When I asked Tonie if teaching sick children had taught her anything, Tonie responds wholeheartedly. “What I learned was how to deal with the kids that were sick, really sick, not just sick for a short time, for a long time. I realized how lucky my own kids were, being so healthy bouncing around. I worked until I was 80 years old, not for the money but for the rewards I got. I got a wonderful thank you letter from one young patient some twenty years after I’d worked with her. She had become a doctor!”
An active member of the Exhibition Committee for the Stamps Alumni Show, Tonie exhibits every year. She welcomes the show’s parameters of creating work around a theme, seeing it as a kick-start to her creativity. Tonie describes her Stamps experience this way, “The alum group has been an incentive because it makes me dig. Otherwise I would put it aside and not get to it.”
Where does this almost centenarian get her inspiration? Tonie explains, “You know the human mind is very imitative. Even when I’m not painting, when I see something, I look at it differently. I sort of analyze it and I sort of tuck stuff in the corners of my brain. Then, if I ever get to it, there’s a lot of stuff that comes out. You know what I mean?” I know exactly what she means. While there may be some forty years between us, our creative processes bear a striking resemblance.
Tonie credits two first-year design courses at Stamps — then known as the Art & Architecture School — with teaching her the basis of her art. “I am good at design. I can move something here or there to be able to control the page. That goes back to the introduction that I got in here at Michigan in DD2 and DD4 (Decorative Design 2 and Decorative Design 4).”
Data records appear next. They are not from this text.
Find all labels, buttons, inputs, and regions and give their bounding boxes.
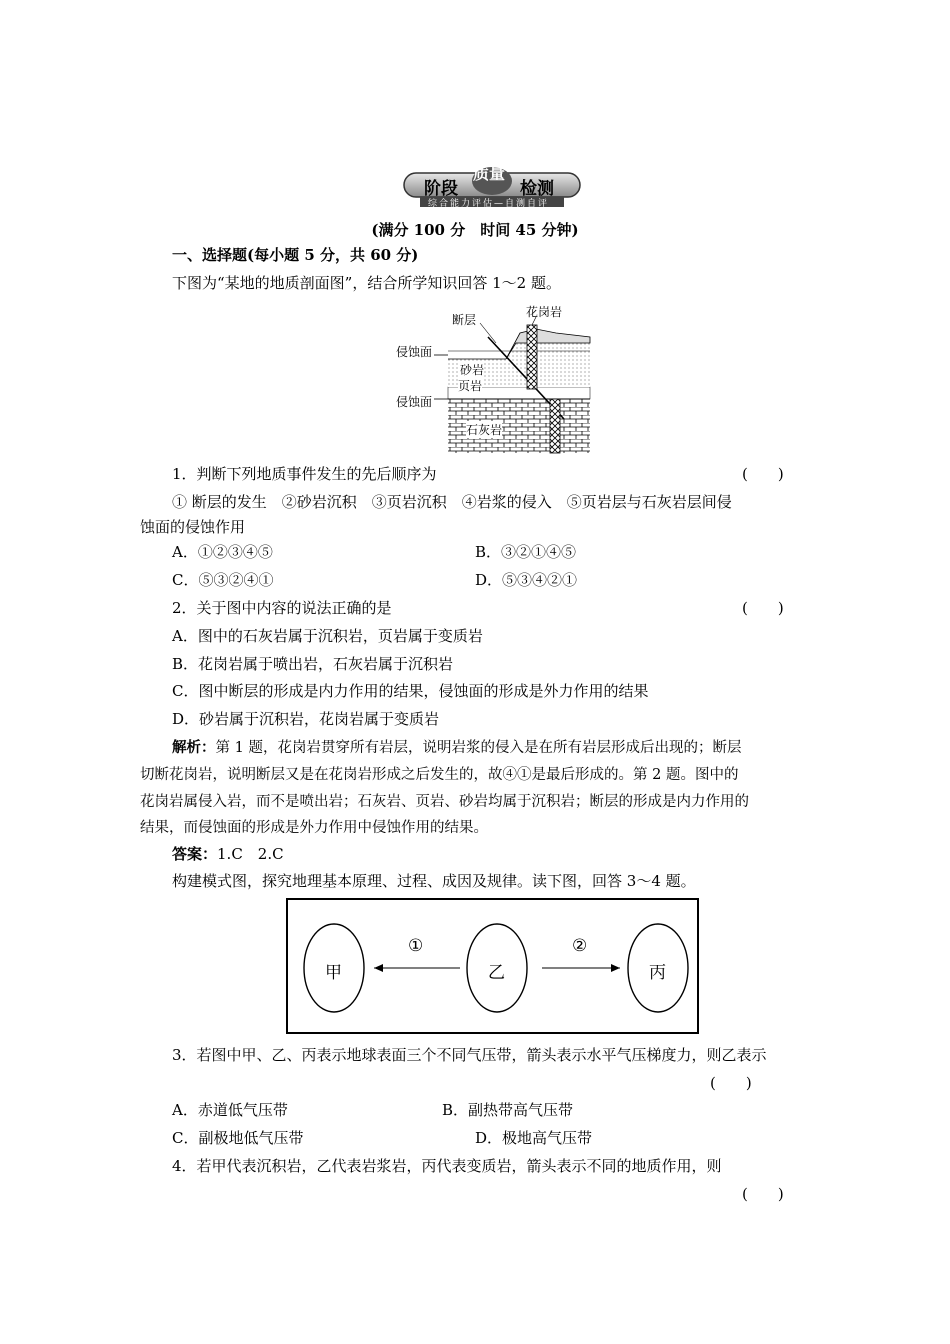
q3-answer-blank: ( ) [710,1074,752,1092]
q1-option-d: D．⑤③④②① [475,571,578,589]
q2-answer-blank: ( ) [742,599,784,617]
granite-dike-upper [527,325,537,389]
label-sandstone: 砂岩 [460,363,485,377]
q3-option-a: A．赤道低气压带 [172,1101,288,1119]
q3-stem: 3．若图中甲、乙、丙表示地球表面三个不同气压带，箭头表示水平气压梯度力，则乙表示 [172,1046,767,1064]
analysis-text-1: 第 1 题，花岗岩贯穿所有岩层，说明岩浆的侵入是在所有岩层形成后出现的；断层 [215,740,742,756]
analysis-line4: 结果，而侵蚀面的形成是外力作用中侵蚀作用的结果。 [140,820,488,836]
q2-option-b: B．花岗岩属于喷出岩，石灰岩属于沉积岩 [172,655,454,673]
banner-title-c: 检测 [520,179,554,199]
q1-option-c: C．⑤③②④① [172,571,274,589]
label-limestone: 石灰岩 [466,423,503,437]
label-fault: 断层 [452,313,477,327]
analysis-line3: 花岗岩属侵入岩，而不是喷出岩；石灰岩、页岩、砂岩均属于沉积岩；断层的形成是内力作用的 [140,794,749,810]
q2-option-d: D．砂岩属于沉积岩，花岗岩属于变质岩 [172,710,440,728]
analysis-line1 [172,738,741,758]
q4-stem: 4．若甲代表沉积岩，乙代表岩浆岩，丙代表变质岩，箭头表示不同的地质作用，则 [172,1157,722,1175]
intro-1: 下图为“某地的地质剖面图”，结合所学知识回答 1～2 题。 [172,274,561,292]
q4-answer-blank: ( ) [742,1185,784,1203]
label-yi: 乙 [488,963,505,983]
q2-stem: 2．关于图中内容的说法正确的是 [172,599,392,617]
banner-tagline: 综合能力评估—自测自评 [428,199,550,209]
answer-text: 1.C 2.C [217,845,284,863]
label-jia: 甲 [325,963,342,983]
analysis-label: 解析： [172,739,216,756]
q1-events-line2: 蚀面的侵蚀作用 [140,518,246,536]
analysis-line2: 切断花岗岩，说明断层又是在花岗岩形成之后发生的，故④①是最后形成的。第 2 题。图中的 [140,767,739,783]
label-erosion-surface-1: 侵蚀面 [396,345,433,359]
answer-line [172,844,284,864]
geologic-section-figure [396,303,596,455]
label-arrow-1: ① [408,936,424,956]
q1-option-b: B．③②①④⑤ [475,543,577,561]
arrow-1-head [374,964,383,972]
q2-option-a: A．图中的石灰岩属于沉积岩，页岩属于变质岩 [172,627,483,645]
label-shale: 页岩 [458,379,483,393]
banner-title-a: 阶段 [424,179,458,199]
section-heading: 一、选择题(每小题 5 分，共 60 分) [172,246,419,264]
label-arrow-2: ② [572,936,588,956]
q2-option-c: C．图中断层的形成是内力作用的结果，侵蚀面的形成是外力作用的结果 [172,682,649,700]
q3-option-b: B．副热带高气压带 [442,1101,574,1119]
exam-subtitle: (满分 100 分 时间 45 分钟) [371,221,579,239]
q1-events-line1: ① 断层的发生 ②砂岩沉积 ③页岩沉积 ④岩浆的侵入 ⑤页岩层与石灰岩层间侵 [172,493,732,511]
section-banner [400,165,584,209]
label-erosion-surface-2: 侵蚀面 [396,395,433,409]
label-bing: 丙 [649,963,666,983]
q1-answer-blank: ( ) [742,465,784,483]
pressure-belt-model-figure [286,898,699,1034]
answer-label: 答案： [172,845,218,863]
intro-2: 构建模式图，探究地理基本原理、过程、成因及规律。读下图，回答 3～4 题。 [172,872,696,890]
q1-option-a: A．①②③④⑤ [172,543,273,561]
label-granite: 花岗岩 [526,305,563,319]
q3-option-c: C．副极地低气压带 [172,1129,304,1147]
arrow-2-head [611,964,620,972]
q3-option-d: D．极地高气压带 [475,1129,593,1147]
q1-stem: 1．判断下列地质事件发生的先后顺序为 [172,465,437,483]
banner-title-b: 质量 [473,164,506,183]
granite-dike-lower [550,399,560,453]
In addition to her late husband (a former art teacher who she met in an art history course at U-M) and her two children, Tonie has built her life around art and educating others about art. Watercolors, oils, pastels, beads — she is not bound to any specific media. Over the course of her life, Tonie has shared her light and her talent with so many: hospitalized children, medical personnel, university students, and the Stamps community. When I asked Tonie how it felt to be one of our oldest living alums, Tonie doesn’t miss a beat. “Blessed,” she tells me with a radiant smile, lighting up the room.
Story by Cristina Lorenzetti (Stamps BFA ’82). Cristina works as a writer in advertising in the Detroit area. Her specialties include automotive and cause marketing.